Supported Operating Systems¶
Titan is designed to run on any system that supported docker, but there are some dependencies that limit the set of supported operation systems, especially on Linux.
To help understand why this is necessary, it helps to understand a bit about
the architecture of Titan. To make titan possible, there is a container
(titan-server
) running in the background that provides data versioning
capabilities on top of ZFS. This requires that ZFS
be installed on the host operating system, but because of how out-of-tree
kernel modules work, this needs to be done by the titan software (a
container named titan-launch
in particular). Titan attempts to provide
pre-built versions for common OSes, as well as a means to build them on the
fly for new versions, but there are limits to this system.
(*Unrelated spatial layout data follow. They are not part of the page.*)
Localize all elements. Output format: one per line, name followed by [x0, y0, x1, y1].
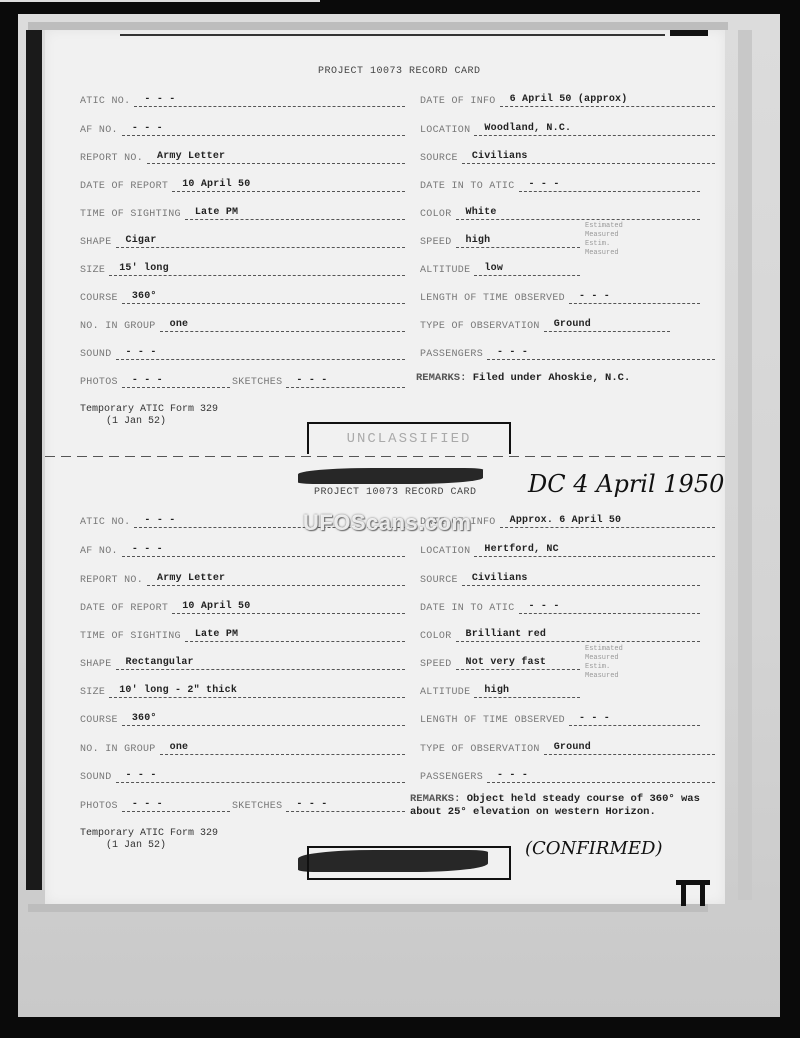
- field-value: Hertford, NC: [474, 544, 715, 557]
- field-value: - - -: [134, 94, 405, 107]
- card-2-form-note: Temporary ATIC Form 329 (1 Jan 52): [80, 828, 218, 852]
- card-1-course: COURSE 360°: [80, 291, 405, 304]
- field-value: Not very fast: [456, 657, 580, 670]
- field-label: DATE OF INFO: [420, 96, 496, 107]
- card-2-sound: SOUND - - -: [80, 770, 405, 783]
- classification-stamp: UNCLASSIFIED: [307, 422, 511, 454]
- field-label: TIME OF SIGHTING: [80, 631, 181, 642]
- field-label: SOURCE: [420, 153, 458, 164]
- field-value: - - -: [286, 375, 405, 388]
- field-value: Ground: [544, 742, 715, 755]
- card-1-title: PROJECT 10073 RECORD CARD: [318, 66, 481, 77]
- scan-edge: [0, 0, 320, 2]
- field-label: ATIC NO.: [80, 517, 130, 528]
- form-number: Temporary ATIC Form 329: [80, 828, 218, 840]
- field-label: NO. IN GROUP: [80, 321, 156, 332]
- field-value: Army Letter: [147, 573, 405, 586]
- scan-strip-right: [738, 30, 752, 900]
- card-2-remarks: REMARKS: Object held steady course of 36…: [410, 793, 710, 819]
- field-label: AF NO.: [80, 546, 118, 557]
- field-value: Woodland, N.C.: [474, 123, 715, 136]
- form-date: (1 Jan 52): [80, 416, 218, 428]
- corner-mark: [670, 30, 708, 36]
- field-value: 10 April 50: [172, 601, 405, 614]
- card-1-speed-notes: Estimated Measured Estim. Measured: [585, 222, 623, 258]
- field-label: DATE OF REPORT: [80, 603, 168, 614]
- field-value: Rectangular: [116, 657, 405, 670]
- card-2-title: PROJECT 10073 RECORD CARD: [314, 487, 477, 498]
- card-1-location: LOCATION Woodland, N.C.: [420, 123, 715, 136]
- card-2-passengers: PASSENGERS - - -: [420, 770, 715, 783]
- field-value: Late PM: [185, 207, 405, 220]
- field-label: LENGTH OF TIME OBSERVED: [420, 293, 565, 304]
- field-label: TIME OF SIGHTING: [80, 209, 181, 220]
- field-label: ALTITUDE: [420, 265, 470, 276]
- field-label: REPORT NO.: [80, 153, 143, 164]
- field-label: SKETCHES: [232, 801, 282, 812]
- card-1-sketches: SKETCHES - - -: [232, 375, 405, 388]
- field-value: - - -: [116, 347, 405, 360]
- card-2-shape: SHAPE Rectangular: [80, 657, 405, 670]
- field-value: 360°: [122, 713, 405, 726]
- card-2-course: COURSE 360°: [80, 713, 405, 726]
- speed-note: Measured: [585, 249, 623, 258]
- card-2-speed: SPEED Not very fast: [420, 657, 580, 670]
- field-value: Brilliant red: [456, 629, 700, 642]
- field-label: COURSE: [80, 293, 118, 304]
- card-2-af-no: AF NO. - - -: [80, 544, 405, 557]
- field-value: - - -: [122, 123, 405, 136]
- card-2-time-of-sighting: TIME OF SIGHTING Late PM: [80, 629, 405, 642]
- card-2-report-no: REPORT NO. Army Letter: [80, 573, 405, 586]
- field-label: PASSENGERS: [420, 349, 483, 360]
- card-1-length-of-time: LENGTH OF TIME OBSERVED - - -: [420, 291, 700, 304]
- card-1-size: SIZE 15' long: [80, 263, 405, 276]
- card-1-af-no: AF NO. - - -: [80, 123, 405, 136]
- field-value: - - -: [569, 713, 700, 726]
- card-1-source: SOURCE Civilians: [420, 151, 715, 164]
- speed-note: Estimated: [585, 645, 623, 654]
- card-2-size: SIZE 10' long - 2" thick: [80, 685, 405, 698]
- field-value: 15' long: [109, 263, 405, 276]
- speed-note: Estim.: [585, 663, 623, 672]
- card-1-atic-no: ATIC NO. - - -: [80, 94, 405, 107]
- speed-note: Measured: [585, 672, 623, 681]
- form-date: (1 Jan 52): [80, 840, 218, 852]
- card-1-report-no: REPORT NO. Army Letter: [80, 151, 405, 164]
- card-2-source: SOURCE Civilians: [420, 573, 700, 586]
- remarks-label: REMARKS:: [416, 372, 466, 384]
- field-value: Ground: [544, 319, 670, 332]
- card-1-date-of-info: DATE OF INFO 6 April 50 (approx): [420, 94, 715, 107]
- field-value: - - -: [286, 799, 405, 812]
- corner-pi-mark: [676, 880, 710, 906]
- card-1-passengers: PASSENGERS - - -: [420, 347, 715, 360]
- scan-strip-bottom: [28, 904, 708, 912]
- field-value: Approx. 6 April 50: [500, 515, 715, 528]
- card-2-sketches: SKETCHES - - -: [232, 799, 405, 812]
- field-label: SKETCHES: [232, 377, 282, 388]
- card-2-no-in-group: NO. IN GROUP one: [80, 742, 405, 755]
- card-1-color: COLOR White: [420, 207, 700, 220]
- field-label: SIZE: [80, 687, 105, 698]
- remarks-label: REMARKS:: [410, 793, 460, 805]
- field-value: White: [456, 207, 700, 220]
- field-value: low: [474, 263, 580, 276]
- card-divider: [45, 456, 725, 457]
- card-2-date-of-report: DATE OF REPORT 10 April 50: [80, 601, 405, 614]
- field-label: TYPE OF OBSERVATION: [420, 321, 540, 332]
- field-label: PASSENGERS: [420, 772, 483, 783]
- field-value: one: [160, 319, 405, 332]
- field-label: DATE IN TO ATIC: [420, 603, 515, 614]
- field-label: LENGTH OF TIME OBSERVED: [420, 715, 565, 726]
- field-value: Civilians: [462, 573, 700, 586]
- field-label: LOCATION: [420, 125, 470, 136]
- field-value: high: [456, 235, 580, 248]
- card-1-photos: PHOTOS - - -: [80, 375, 230, 388]
- redaction-mark: [298, 468, 483, 484]
- field-label: SOUND: [80, 349, 112, 360]
- field-label: PHOTOS: [80, 377, 118, 388]
- card-1-time-of-sighting: TIME OF SIGHTING Late PM: [80, 207, 405, 220]
- scan-edge-left: [26, 30, 42, 890]
- field-label: SIZE: [80, 265, 105, 276]
- field-label: SPEED: [420, 659, 452, 670]
- card-2-speed-notes: Estimated Measured Estim. Measured: [585, 645, 623, 681]
- field-value: one: [160, 742, 405, 755]
- field-label: LOCATION: [420, 546, 470, 557]
- field-label: AF NO.: [80, 125, 118, 136]
- card-2-length-of-time: LENGTH OF TIME OBSERVED - - -: [420, 713, 700, 726]
- card-1-remarks: REMARKS: Filed under Ahoskie, N.C.: [416, 372, 716, 385]
- card-2-color: COLOR Brilliant red: [420, 629, 700, 642]
- field-label: TYPE OF OBSERVATION: [420, 744, 540, 755]
- field-label: REPORT NO.: [80, 575, 143, 586]
- top-rule: [120, 34, 665, 36]
- field-value: - - -: [487, 347, 715, 360]
- speed-note: Estim.: [585, 240, 623, 249]
- card-1-sound: SOUND - - -: [80, 347, 405, 360]
- card-1-shape: SHAPE Cigar: [80, 235, 405, 248]
- field-label: DATE IN TO ATIC: [420, 181, 515, 192]
- field-label: ATIC NO.: [80, 96, 130, 107]
- field-value: - - -: [122, 799, 230, 812]
- field-value: 10 April 50: [172, 179, 405, 192]
- field-value: - - -: [519, 179, 700, 192]
- card-1-speed: SPEED high: [420, 235, 580, 248]
- card-1-altitude: ALTITUDE low: [420, 263, 580, 276]
- scan-strip-top: [28, 22, 728, 30]
- card-1-type-of-observation: TYPE OF OBSERVATION Ground: [420, 319, 670, 332]
- field-label: PHOTOS: [80, 801, 118, 812]
- card-2-location: LOCATION Hertford, NC: [420, 544, 715, 557]
- speed-note: Measured: [585, 654, 623, 663]
- field-value: - - -: [122, 375, 230, 388]
- field-label: COURSE: [80, 715, 118, 726]
- field-value: 6 April 50 (approx): [500, 94, 715, 107]
- field-label: COLOR: [420, 209, 452, 220]
- card-1-date-of-report: DATE OF REPORT 10 April 50: [80, 179, 405, 192]
- field-label: DATE OF REPORT: [80, 181, 168, 192]
- field-label: SHAPE: [80, 659, 112, 670]
- watermark: UFOScans.com: [303, 510, 472, 536]
- card-1-form-note: Temporary ATIC Form 329 (1 Jan 52): [80, 404, 218, 428]
- field-label: NO. IN GROUP: [80, 744, 156, 755]
- field-value: 360°: [122, 291, 405, 304]
- field-value: - - -: [122, 544, 405, 557]
- field-value: Civilians: [462, 151, 715, 164]
- card-2-altitude: ALTITUDE high: [420, 685, 580, 698]
- field-label: COLOR: [420, 631, 452, 642]
- field-label: SOUND: [80, 772, 112, 783]
- field-label: SPEED: [420, 237, 452, 248]
- card-1-date-in-to-atic: DATE IN TO ATIC - - -: [420, 179, 700, 192]
- speed-note: Measured: [585, 231, 623, 240]
- handwritten-note: (CONFIRMED): [525, 838, 662, 859]
- field-value: - - -: [519, 601, 700, 614]
- field-value: Cigar: [116, 235, 405, 248]
- card-2-date-in-to-atic: DATE IN TO ATIC - - -: [420, 601, 700, 614]
- field-value: - - -: [569, 291, 700, 304]
- redaction-mark: [298, 850, 488, 872]
- speed-note: Estimated: [585, 222, 623, 231]
- remarks-text: Filed under Ahoskie, N.C.: [473, 372, 631, 384]
- field-value: Army Letter: [147, 151, 405, 164]
- field-label: SHAPE: [80, 237, 112, 248]
- field-value: high: [474, 685, 580, 698]
- field-value: Late PM: [185, 629, 405, 642]
- field-value: 10' long - 2" thick: [109, 685, 405, 698]
- field-label: ALTITUDE: [420, 687, 470, 698]
- field-value: - - -: [487, 770, 715, 783]
- field-value: - - -: [116, 770, 405, 783]
- card-2-type-of-observation: TYPE OF OBSERVATION Ground: [420, 742, 715, 755]
- card-2-photos: PHOTOS - - -: [80, 799, 230, 812]
- form-number: Temporary ATIC Form 329: [80, 404, 218, 416]
- card-1-no-in-group: NO. IN GROUP one: [80, 319, 405, 332]
- field-label: SOURCE: [420, 575, 458, 586]
- handwritten-date: DC 4 April 1950: [528, 470, 724, 498]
If you are not
on a supported operating system, you may find titan install
taking
a long time to build binaries, or failing outright.
MacOS and Windows¶
MacOS and Windows operate in a similar fashion, with an embedded
HyperKit VM running Linux behind the
scenes. This VM runs LinuxKit.
Titan supports the latest Docker Desktop releases. If you are running a very
old distribution (for example, using the old boot2docker
framework on
Windows), you mileage may vary. You should update to the latest version of
Docker Desktop prior to using Titan.
Note
If a brand new Docker Desktop release comes out that ships with a new
LinuxKit kernel, it may take some time for the community to update the
pre-built packages for the newest versions. If you encounter titan
trying to build packags for a new ZFS kernel, head over to the
zfs-releases repository
and open an issue (or PR) with the new version and uname -a
output.
Note
Titan has not been tested and may or may not work with the new Docker for WSL. This will be addressed shortly, but in the meantime only traditional Docker Desktop is supported.
Linux¶
The situation with Linux is quite different. With Linux, there’s no standard Docker VM being provided by Docker Desktop. Instead, we’re running on whatever host VM you have. Because each distribution requires distro-specific mechanisms to download and install the right kernel files required to build ZFS, we have a much more limited support matrix. In addition, distros will often build specialized versions for different clouds (e.g. AWS, Azure, GCP), requiring specific builds for each of them. You’re much more likely to encounter an unsupported platform when running Titan on Linux, but the community tries to provide pre-built binaries for:
Ubuntu Bionic (18.04) and later
CentOS 7 and later
LinuxKit as used by Docker Desktop
If you are running one of these flavors and not finding pre-buit binaries available, it’s likely just a matter of updating the zfs-releases repository with the latest build information. If you are trying to use a different distribution alltogether, or are trying a new major version for the first time in the community, you may need to update the zfs-builder repository such that it knows how to build the new variant.
Note
If you are using an unsupported Linux version, you can always install ZFS yourself. Titan will use any installed ZFS, version 0.8.1 or later, and won’t attempt to install its own modules.